Wednesday, 20 May 2026

7. The City That Refused to Stay Built

In the oldest age, before the sciences separated themselves from myth, there existed a city said to stand at the centre of all worlds.

It was called the City of Determinate Stones.

Its streets were perfectly measured.
Its walls stood at exact angles.
Its towers rose according to proportions believed to be eternal.

And the people who lived there held a simple conviction:

Everything that exists possesses its nature already.

A stone has its weight.
A river has its course.
A star has its position.
A being has its properties.

The City was built upon this word:

has.

No one questioned it.


The architects of the City taught that reality itself was assembled from finished things.

Each thing carried its own identity like a sealed vessel.

The world was merely the arrangement of vessels.

Truth was the inventory of what each vessel contained.

This was called the Doctrine of Possession.

And for many ages, it appeared unshakable.


Then strange events began.

At first, no one noticed.

A window measured at dawn would not possess precisely the same geometry by dusk.

A courtyard mapped from one tower seemed subtly incompatible with a map drawn from another.

Two surveyors could each produce flawless descriptions that resisted fitting together into a single master plan.

The differences were tiny.

Easy to dismiss.

So they were dismissed.


But the discrepancies accumulated.

Eventually the architects attempted what they had always done:

They sought the final blueprint beneath appearances.

Surely, they reasoned, there must exist somewhere a complete design of the City exactly as it truly was.

A master architecture.

A hidden totality.


They searched beneath the foundations.

They climbed the highest towers.

They opened ancient archives.

But nowhere could they find the final blueprint.

Instead they discovered something profoundly unsettling:

The City possessed no ultimate plan beneath its appearances.

What it possessed were rules governing how regions of the City stabilised when entered and inhabited.

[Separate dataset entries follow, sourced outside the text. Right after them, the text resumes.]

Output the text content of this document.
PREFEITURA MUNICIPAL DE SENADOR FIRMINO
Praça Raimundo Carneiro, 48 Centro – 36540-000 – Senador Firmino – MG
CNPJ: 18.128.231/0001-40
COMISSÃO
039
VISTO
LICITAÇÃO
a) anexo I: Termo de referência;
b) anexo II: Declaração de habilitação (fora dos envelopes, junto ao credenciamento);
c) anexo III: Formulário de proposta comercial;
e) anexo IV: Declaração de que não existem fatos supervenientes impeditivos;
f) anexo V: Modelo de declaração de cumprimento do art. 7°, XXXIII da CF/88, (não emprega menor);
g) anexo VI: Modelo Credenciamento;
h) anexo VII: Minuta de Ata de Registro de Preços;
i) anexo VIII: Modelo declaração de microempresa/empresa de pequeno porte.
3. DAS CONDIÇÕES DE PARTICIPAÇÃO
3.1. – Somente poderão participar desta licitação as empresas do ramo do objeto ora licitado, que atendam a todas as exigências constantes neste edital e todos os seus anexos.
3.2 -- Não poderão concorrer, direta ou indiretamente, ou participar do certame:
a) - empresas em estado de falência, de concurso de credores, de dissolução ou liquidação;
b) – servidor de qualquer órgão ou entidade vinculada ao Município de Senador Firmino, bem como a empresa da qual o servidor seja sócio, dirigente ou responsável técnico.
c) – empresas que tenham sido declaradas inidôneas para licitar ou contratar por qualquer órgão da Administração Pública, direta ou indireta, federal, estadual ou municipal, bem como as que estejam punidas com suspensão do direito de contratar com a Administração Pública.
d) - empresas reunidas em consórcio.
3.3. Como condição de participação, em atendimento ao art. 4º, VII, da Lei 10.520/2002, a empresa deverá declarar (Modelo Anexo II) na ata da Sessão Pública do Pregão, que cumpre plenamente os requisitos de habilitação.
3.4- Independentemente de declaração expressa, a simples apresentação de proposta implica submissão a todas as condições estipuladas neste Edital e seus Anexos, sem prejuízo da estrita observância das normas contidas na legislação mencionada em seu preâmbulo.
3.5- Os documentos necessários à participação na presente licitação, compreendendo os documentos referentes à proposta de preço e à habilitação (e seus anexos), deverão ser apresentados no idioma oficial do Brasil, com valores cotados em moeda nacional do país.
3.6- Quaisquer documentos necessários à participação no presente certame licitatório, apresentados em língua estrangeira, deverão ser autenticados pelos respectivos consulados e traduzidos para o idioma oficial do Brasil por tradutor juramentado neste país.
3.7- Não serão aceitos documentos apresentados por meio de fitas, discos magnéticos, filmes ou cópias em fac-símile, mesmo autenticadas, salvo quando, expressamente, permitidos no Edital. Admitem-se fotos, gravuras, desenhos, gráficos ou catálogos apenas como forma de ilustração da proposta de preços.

At first this was regarded as absurd.

A city without a finished design?

A structure that becomes determinate only under engagement?

Madness.

Cities are built.

Then they exist.

Only then are they explored.

Everyone knew this.


Yet the evidence continued.

Districts seemed to settle into stable arrangements only when particular pathways through them were taken.

Different routes through the City generated different local coherences.

Each internally consistent.

Each stable.

Yet not all mutually compatible.


The scholars tried desperately to preserve the older doctrine.

They insisted:

“The true City still exists underneath all this.”

“We simply have not found it.”

But each search for the underlying design merely produced another way of entering and stabilising the City.

They could not locate an external vantage point.

Every observation had already become participation.


Among the younger cartographers a dangerous idea began to spread:

Perhaps the City was not built from completed structures at all.

Perhaps structures emerged.


This possibility horrified the elders.

For if true, it would mean that determinacy was not possession.

It would mean that streets did not carry their identities permanently within themselves.

It would mean that buildings were not self-contained substances waiting patiently to be catalogued.

It would mean that what they had called “properties” were temporary stabilisations within larger patterns of relation.


One cartographer vanished into the oldest quarter of the City and returned weeks later carrying only a single page.

On it he had written:

The City does not contain determinate things.

It contains conditions under which determinate things can arise.

He was accused of abandoning reality.

But secretly, people copied the page.


Over time a different understanding emerged.

The City was not disappearing.

It was becoming visible in a deeper way.

Its districts were real.

Its buildings were real.

Its streets were real.

But they were not real because they possessed intrinsic identities independent of everything around them.

They were real because certain arrangements repeatedly stabilised under specific patterns of engagement.

Reality had not dissolved.

Possession had.


The people slowly abandoned the search for the Final Blueprint.

Not because they had given up.

But because they had realised the blueprint had never been the right kind of thing to seek.

What existed beneath the City was not a hidden architecture of completed forms.

It was a field of constraints governing how forms could become coherent.


And so a new saying appeared above the gates.

The old inscription had read:

Things possess what they are.

The new one read:

Things become what coherence allows them to sustain.


The City still stands.

Though “stands” is perhaps not the right word.

For it is never fully finished.

Its streets continue settling.

Its towers continue resolving.

Its districts continue negotiating themselves into stability.

Not because the City is incomplete.

But because completion was never its nature.


For the deepest lesson of the City That Refused to Stay Built was this:

Reality does not begin with finished beings carrying determinate properties through time.

Reality begins with a field of relational potential—

and determinacy is what briefly appears when coherence gathers tightly enough to hold a shape.

Not being first, and relation second.

But relation first—

and being as its temporary act of closure.